En verano, todos decimos que queremos descansar, pero se trata sólo de una verdad a medias, o al menos de una verdad fragmentaria: lo que en realidad pretendemos es descansar de nosotros mismos. Descansar de nosotros mismos aun a costa de nuestro propio descanso y, sobre todo, del descanso del prójimo, porque el verano tiende a convertirse en una democratización del ruido, que, nos guste o no, es la música de la libertad, en vista de que somos una especie animal muy chirriante en cuanto salimos de la jaula.
Por no se sabe qué liberación del subconsciente, un ciudadano modélico –al menos con arreglo a patrones convencionales- puede transformarse durante el verano en una especie de salvaje noctámbulo que no duda en ponerse a cantar de madrugada en plena calle para celebrar que le ha caído bien el tinto con casera, pócima de hechicería que transforma a determinados varones en trovadores tronantes. Por no se sabe qué terapia psicoanalítica espontánea, una señora recatada y pudibunda, dispuesta a escandalizarse a la mínima, admiradora de las santas y de los santos, devota de las buenas costumbres y partidaria de cualquier tipo de martirio, decide ir de pronto al supermercado envuelta en un pareo transparente, como si fuese una bailarina del Oriente exótico.
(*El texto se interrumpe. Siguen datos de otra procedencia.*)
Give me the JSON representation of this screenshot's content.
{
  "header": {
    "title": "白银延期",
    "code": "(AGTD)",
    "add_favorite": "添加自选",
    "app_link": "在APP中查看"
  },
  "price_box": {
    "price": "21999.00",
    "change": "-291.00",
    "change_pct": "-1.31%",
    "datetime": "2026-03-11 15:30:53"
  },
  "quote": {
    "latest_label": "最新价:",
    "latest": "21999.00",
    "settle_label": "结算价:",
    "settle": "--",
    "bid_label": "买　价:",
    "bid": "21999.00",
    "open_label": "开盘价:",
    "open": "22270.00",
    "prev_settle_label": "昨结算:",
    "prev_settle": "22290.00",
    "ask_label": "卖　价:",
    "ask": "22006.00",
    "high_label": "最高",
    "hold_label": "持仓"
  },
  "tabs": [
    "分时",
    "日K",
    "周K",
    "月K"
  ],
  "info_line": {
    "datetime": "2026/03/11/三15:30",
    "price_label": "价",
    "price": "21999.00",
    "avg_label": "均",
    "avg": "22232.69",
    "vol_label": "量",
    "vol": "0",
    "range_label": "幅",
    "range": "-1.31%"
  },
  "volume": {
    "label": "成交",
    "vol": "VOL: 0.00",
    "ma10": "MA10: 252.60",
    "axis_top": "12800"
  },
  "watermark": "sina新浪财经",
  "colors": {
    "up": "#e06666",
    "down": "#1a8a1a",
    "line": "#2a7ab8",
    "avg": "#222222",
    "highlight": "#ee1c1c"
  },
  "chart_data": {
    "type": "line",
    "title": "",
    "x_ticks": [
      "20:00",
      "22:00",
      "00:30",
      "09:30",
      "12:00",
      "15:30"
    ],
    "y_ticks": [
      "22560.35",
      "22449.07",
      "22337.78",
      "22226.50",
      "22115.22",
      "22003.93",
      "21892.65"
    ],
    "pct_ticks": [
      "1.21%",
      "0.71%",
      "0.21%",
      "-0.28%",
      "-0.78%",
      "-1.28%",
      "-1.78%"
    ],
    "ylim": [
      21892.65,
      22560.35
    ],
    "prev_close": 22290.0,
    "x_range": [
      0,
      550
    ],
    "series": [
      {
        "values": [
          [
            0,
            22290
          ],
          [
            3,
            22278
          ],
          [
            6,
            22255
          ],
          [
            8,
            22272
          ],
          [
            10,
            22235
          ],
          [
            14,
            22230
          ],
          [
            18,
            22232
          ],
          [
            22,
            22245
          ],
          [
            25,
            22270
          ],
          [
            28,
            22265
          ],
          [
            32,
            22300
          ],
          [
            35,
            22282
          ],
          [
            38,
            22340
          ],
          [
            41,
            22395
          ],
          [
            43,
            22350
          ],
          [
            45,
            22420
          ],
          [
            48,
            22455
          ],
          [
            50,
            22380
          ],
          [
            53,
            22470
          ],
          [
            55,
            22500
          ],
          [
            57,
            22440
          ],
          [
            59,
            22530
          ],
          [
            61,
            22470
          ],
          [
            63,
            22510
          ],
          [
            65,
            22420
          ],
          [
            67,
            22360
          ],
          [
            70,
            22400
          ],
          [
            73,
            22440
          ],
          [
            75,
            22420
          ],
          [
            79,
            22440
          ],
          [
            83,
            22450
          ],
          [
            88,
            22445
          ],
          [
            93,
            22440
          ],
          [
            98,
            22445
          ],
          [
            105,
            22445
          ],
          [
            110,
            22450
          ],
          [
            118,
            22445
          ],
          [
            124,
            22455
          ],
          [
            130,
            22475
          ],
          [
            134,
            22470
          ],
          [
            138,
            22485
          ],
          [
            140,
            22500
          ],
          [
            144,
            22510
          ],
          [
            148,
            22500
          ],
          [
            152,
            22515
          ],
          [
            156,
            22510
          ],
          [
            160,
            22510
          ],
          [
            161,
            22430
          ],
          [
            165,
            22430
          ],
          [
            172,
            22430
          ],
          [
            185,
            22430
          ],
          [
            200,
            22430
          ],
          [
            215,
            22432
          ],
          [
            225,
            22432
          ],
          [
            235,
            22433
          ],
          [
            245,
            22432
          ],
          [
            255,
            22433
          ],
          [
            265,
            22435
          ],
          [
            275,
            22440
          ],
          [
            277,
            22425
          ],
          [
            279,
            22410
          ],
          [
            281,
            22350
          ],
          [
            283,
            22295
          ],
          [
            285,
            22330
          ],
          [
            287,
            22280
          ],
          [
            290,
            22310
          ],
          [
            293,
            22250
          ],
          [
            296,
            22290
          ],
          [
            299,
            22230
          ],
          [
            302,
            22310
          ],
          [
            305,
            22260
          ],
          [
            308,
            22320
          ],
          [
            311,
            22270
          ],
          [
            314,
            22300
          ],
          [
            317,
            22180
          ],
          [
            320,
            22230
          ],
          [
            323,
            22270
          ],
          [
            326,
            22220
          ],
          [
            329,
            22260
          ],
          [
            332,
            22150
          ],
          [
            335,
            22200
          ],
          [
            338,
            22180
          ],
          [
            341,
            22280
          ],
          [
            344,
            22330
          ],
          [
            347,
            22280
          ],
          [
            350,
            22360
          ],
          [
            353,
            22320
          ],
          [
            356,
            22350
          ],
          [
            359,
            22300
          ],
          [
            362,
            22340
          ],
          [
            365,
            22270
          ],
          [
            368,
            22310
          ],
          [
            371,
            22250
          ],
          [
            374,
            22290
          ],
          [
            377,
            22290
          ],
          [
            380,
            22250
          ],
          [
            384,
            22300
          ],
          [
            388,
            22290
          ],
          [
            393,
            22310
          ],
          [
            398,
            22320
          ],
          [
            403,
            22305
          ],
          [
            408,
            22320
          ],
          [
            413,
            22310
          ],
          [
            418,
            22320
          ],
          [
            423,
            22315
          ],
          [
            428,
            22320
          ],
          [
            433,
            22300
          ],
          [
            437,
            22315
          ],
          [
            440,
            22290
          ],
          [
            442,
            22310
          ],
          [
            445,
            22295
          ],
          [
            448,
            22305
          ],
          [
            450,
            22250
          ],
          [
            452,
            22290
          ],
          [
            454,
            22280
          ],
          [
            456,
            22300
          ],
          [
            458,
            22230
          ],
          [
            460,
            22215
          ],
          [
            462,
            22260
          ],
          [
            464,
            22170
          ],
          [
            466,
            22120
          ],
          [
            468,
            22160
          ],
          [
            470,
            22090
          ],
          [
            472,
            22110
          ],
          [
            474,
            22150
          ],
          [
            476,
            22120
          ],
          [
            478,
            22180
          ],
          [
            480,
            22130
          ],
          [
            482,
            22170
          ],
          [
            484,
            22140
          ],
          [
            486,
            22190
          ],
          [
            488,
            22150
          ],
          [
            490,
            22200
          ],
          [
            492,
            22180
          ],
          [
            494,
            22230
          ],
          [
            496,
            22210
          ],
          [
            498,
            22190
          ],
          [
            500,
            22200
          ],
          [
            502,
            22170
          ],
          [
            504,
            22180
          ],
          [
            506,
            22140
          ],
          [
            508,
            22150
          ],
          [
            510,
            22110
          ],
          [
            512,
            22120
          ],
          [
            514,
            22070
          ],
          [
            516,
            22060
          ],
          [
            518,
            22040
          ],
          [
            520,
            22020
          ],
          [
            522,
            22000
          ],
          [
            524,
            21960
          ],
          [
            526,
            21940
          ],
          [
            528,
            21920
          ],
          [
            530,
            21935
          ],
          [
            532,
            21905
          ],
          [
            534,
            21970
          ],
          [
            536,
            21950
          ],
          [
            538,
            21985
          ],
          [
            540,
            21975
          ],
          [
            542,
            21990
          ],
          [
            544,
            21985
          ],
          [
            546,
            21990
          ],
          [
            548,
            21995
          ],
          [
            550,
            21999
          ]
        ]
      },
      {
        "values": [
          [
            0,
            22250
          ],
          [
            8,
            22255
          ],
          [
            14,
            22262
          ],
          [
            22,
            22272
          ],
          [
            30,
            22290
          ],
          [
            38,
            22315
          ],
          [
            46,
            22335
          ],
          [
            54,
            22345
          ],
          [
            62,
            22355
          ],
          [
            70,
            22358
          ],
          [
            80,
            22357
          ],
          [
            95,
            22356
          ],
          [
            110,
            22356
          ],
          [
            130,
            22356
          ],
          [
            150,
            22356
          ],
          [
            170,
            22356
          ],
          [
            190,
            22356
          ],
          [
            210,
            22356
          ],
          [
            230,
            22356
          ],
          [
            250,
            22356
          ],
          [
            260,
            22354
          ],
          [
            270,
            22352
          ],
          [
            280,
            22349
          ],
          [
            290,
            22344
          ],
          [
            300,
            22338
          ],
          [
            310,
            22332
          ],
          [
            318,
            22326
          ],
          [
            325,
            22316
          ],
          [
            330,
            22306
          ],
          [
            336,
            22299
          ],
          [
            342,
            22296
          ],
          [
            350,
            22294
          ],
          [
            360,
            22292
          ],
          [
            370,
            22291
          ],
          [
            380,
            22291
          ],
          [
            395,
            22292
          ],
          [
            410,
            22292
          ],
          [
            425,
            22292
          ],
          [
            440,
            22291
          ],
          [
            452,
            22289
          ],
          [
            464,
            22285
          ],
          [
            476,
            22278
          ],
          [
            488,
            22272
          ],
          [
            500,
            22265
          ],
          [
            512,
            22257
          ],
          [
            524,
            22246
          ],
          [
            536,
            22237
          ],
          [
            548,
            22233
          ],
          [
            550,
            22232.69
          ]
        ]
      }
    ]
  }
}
El verano es una estación curiosa, una especie de experimento sociológico para que comprobemos cómo sería la vida si no tuviésemos que trabajar y anduviésemos todos ociosos por ahí los siete días de la semana. No sería un mundo fácil, desde luego, porque el ocio permanente es un trabajo bastante duro, tanto para el ánimo como para el bolsillo. Y dormiríamos poco, desde luego, o al menos a deshora, porque lo primero que se le ocurre al ser humano en cuanto se siente liberado es hacer ostentación de su libertad, al dar por hecho que una persona discreta y silenciosa no puede ser sino un ente deprimido.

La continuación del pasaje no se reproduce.